La beca generalmente está de acuerdo con la evaluación del académico de la Universidad de Brown, Gordon S. Wood, de que “La Constitución era intrínsecamente un documento aristocrático diseñado para controlar las tendencias democráticas de la época”.

Mucho antes que Madison, Aristóteles, en su Política, reconoció el mismo problema con la democracia.

Al revisar una variedad de sistemas políticos, Aristóteles concluyó que este sistema era la mejor, o quizás la menos mala, forma de gobierno. Pero reconoció una falla: la gran masa de los pobres podría usar su poder de voto para tomar la propiedad de los ricos, lo cual sería injusto.

Madison y Aristóteles llegaron a soluciones opuestas: Aristóteles aconsejó reducir la desigualdad, mediante lo que consideraríamos como medidas del estado del bienestar. Madison sintió que la respuesta era reducir la democracia.

En sus últimos años, Thomas Jefferson, el hombre que redactó la Declaración de Independencia de los Estados Unidos, captó la naturaleza esencial del conflicto, que está lejos de terminar. Jefferson tenía serias preocupaciones sobre la calidad y el destino del experimento democrático. Distinguió entre “aristócratas y demócratas”.

Los aristócratas son “aquellos que temen y desconfían del pueblo, y desean arrebatarle todos los poderes a las manos de las clases superiores”.

Los demócratas, en cambio, “se identifican con el pueblo, tienen confianza en él, lo aprecian y lo consideran como el depositario más honesto y seguro, aunque no el más sabio, del interés público”.

Hoy en día, los sucesores de los “aristócratas” de Jefferson podrían discutir sobre quién debería desempeñar el papel rector: intelectuales tecnocráticos y orientados a la política, o banqueros y ejecutivos corporativos.

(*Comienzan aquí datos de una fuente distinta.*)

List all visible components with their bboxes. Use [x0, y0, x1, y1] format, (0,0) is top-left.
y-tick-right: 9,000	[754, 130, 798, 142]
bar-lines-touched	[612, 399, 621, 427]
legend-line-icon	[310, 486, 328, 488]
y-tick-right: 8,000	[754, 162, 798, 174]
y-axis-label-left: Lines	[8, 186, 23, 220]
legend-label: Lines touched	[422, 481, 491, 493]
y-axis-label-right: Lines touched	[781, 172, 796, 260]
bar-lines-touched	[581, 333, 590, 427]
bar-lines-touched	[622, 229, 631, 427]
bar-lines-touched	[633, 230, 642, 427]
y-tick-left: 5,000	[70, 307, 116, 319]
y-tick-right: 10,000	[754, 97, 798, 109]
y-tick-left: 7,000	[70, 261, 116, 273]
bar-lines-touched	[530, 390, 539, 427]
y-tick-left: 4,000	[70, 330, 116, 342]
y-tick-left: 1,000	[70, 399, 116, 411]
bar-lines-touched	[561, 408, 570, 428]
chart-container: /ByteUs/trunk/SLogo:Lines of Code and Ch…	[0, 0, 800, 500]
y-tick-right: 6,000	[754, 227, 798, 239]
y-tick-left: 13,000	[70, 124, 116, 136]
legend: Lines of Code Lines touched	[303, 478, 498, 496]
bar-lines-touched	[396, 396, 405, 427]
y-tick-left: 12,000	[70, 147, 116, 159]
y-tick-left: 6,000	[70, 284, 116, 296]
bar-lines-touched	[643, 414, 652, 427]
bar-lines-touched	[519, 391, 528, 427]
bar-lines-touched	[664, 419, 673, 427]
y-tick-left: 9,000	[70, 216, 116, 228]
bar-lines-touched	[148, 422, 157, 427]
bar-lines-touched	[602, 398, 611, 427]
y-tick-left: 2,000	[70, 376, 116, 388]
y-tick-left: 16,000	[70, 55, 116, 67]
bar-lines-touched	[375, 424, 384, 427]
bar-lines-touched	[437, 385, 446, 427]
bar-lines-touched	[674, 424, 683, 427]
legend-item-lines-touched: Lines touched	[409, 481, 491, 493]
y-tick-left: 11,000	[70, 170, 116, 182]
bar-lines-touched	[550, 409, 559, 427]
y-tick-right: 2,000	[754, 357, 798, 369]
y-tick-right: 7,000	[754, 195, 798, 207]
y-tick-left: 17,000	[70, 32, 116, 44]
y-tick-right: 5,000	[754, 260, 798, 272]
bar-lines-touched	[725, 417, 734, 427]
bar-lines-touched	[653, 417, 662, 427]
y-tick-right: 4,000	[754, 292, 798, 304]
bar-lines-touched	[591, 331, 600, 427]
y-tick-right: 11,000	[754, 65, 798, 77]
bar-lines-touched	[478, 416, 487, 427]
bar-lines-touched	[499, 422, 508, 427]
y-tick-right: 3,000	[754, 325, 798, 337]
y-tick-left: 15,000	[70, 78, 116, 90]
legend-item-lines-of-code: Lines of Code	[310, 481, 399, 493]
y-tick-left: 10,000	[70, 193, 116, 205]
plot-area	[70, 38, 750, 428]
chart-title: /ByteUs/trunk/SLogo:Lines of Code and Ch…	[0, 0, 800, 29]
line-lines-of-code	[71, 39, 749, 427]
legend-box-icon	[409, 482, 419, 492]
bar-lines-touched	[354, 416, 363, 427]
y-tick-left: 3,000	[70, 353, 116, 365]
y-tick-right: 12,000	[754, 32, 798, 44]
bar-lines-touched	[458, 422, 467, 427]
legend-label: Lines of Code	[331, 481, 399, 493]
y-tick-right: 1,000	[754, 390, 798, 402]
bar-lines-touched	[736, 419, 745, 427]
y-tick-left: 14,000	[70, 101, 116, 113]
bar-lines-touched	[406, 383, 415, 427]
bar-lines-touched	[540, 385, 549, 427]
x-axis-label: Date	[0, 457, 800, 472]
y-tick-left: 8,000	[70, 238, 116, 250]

Es esta tutela política la que la genuina tradición libertaria busca desmantelar y reconstruir desde abajo, al mismo tiempo que cambia la industria, como dijo Dewey, “de un orden social feudalista a uno democrático” basado en el control de los trabajadores, respetando la dignidad del productor. como una persona genuina, no como una herramienta en manos de otros.

Al igual que el Viejo Topo de Karl Marx –”nuestro viejo amigo, nuestro viejo topo, que sabe tan bien cómo trabajar bajo tierra, y luego emerger repentinamente”–, la tradición libertaria siempre está excavando cerca de la superficie, siempre lista para asomarse, a veces de forma sorprendente. y formas inesperadas, buscando lograr lo que me parece una aproximación razonable al bien común.